W praktyce oznacza to, że jeśli pozwolenie zostanie cofnięte przez organ albo sąd administracyjny, negatywne konsekwencje, jakimi są przerwanie budowy i rozwiązanie umowy z wykonawcą, obciążają inwestora. Musi wówczas uregulować karę umowną na rzecz przedsiębiorcy budowlanego.
– Uzyskanie zgodnej z prawem decyzji o pozwoleniu na budowę nie jest tym etapem procesu budowlanego, za którego realizację wykonawca powinien ponosić odpowiedzialność, albowiem w ogóle nie bierze w nim udziału.
Ewentualne błędy w tym zakresie powinny więc obciążać inwestora – komentuje orzeczenie Dorota Kowalczyk, prawnik w Kancelarii Prawniczej J. Tomaszewska B. Tomaszewski sp.j.
Wyrok to wynik sporu pomiędzy giełdową spółką budowlaną Budimex a Generalną Dyrekcją Dróg Krajowych i Autostrad (GDDKiA).
Firma wygrała przetarg na budowę obwodnicy Augustowa przez dolinę Rospudy. W związku z zawirowanymi prawnymi związanymi z ochroną przyrody w dolinie pozwolenie na budowę trasy zostało cofnięte przez sąd administracyjny, wobec czego GDDKiA musiała zerwać umowę z Budimeksem.
W związku z brakiem możliwości dokończenia budowy i odebrania zapłaty spółka wystąpiła z pozwem przeciwko inwestorowi. Sąd Okręgowy w Warszawie przyznał rację firmie i nakazał zapłatę kary umownej (22 mln zł i odsetki)przez GDDKiA. Sąd Apelacyjny podtrzymał w mocy tę decyzję.
– Taka wykładania przepisów oraz postanowień umowy wydaje się mieć podwójne znaczenie.
Po pierwsze, inwestorzy z większą dokładnością będą postępować przy zlecaniu robót budowlanych, szczególnie w zakresie dbałości o dokumentację oraz uprawnienia z niej wynikające.
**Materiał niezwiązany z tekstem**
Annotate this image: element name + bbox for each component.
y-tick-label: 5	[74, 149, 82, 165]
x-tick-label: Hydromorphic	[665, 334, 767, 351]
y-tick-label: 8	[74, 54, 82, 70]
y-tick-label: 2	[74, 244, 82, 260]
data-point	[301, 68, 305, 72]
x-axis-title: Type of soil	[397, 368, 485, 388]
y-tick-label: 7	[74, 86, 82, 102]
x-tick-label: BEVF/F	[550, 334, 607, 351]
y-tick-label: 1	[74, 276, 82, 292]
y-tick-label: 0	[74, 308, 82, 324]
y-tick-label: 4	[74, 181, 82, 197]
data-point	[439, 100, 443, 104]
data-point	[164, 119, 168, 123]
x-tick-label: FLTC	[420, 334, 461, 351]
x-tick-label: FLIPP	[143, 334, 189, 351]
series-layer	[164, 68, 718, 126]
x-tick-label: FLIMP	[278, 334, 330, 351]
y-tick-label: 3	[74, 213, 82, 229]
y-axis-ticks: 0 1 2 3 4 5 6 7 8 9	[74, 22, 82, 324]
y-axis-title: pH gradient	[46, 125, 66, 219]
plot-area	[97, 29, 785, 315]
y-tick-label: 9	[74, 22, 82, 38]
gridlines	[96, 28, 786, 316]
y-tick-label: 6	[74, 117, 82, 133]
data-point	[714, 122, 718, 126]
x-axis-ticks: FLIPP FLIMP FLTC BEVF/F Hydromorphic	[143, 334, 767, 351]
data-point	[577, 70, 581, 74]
Po drugie, znacznie wydłuży się proces budowlany, bo inwestorzy każdorazowo będą odczekiwać z zawarciem umowy do czasu uprawomocnienia się decyzji zatwierdzającej projekt inwestycji i udzielającej pozwolenia na jej realizację – uważa prawnik Paweł Andrzej Król z krakowskiej kancelarii Jan Znamiec.
Zdaniem eksperta, słuszne jest stwierdzenie sądu, że inwestor nie może usprawiedliwiać się, iż zaskarżenie wydanego pozwolenia do sądu i jego cofnięcie są „niedającą się przewidzieć okolicznością”. Szczególnie, że są to środki odwoławcze przewidziane prawem.

Wyrok sądu apelacyjnego w Warszawie z 21 września 2012 r., sygn. akt VI ACa 352/12.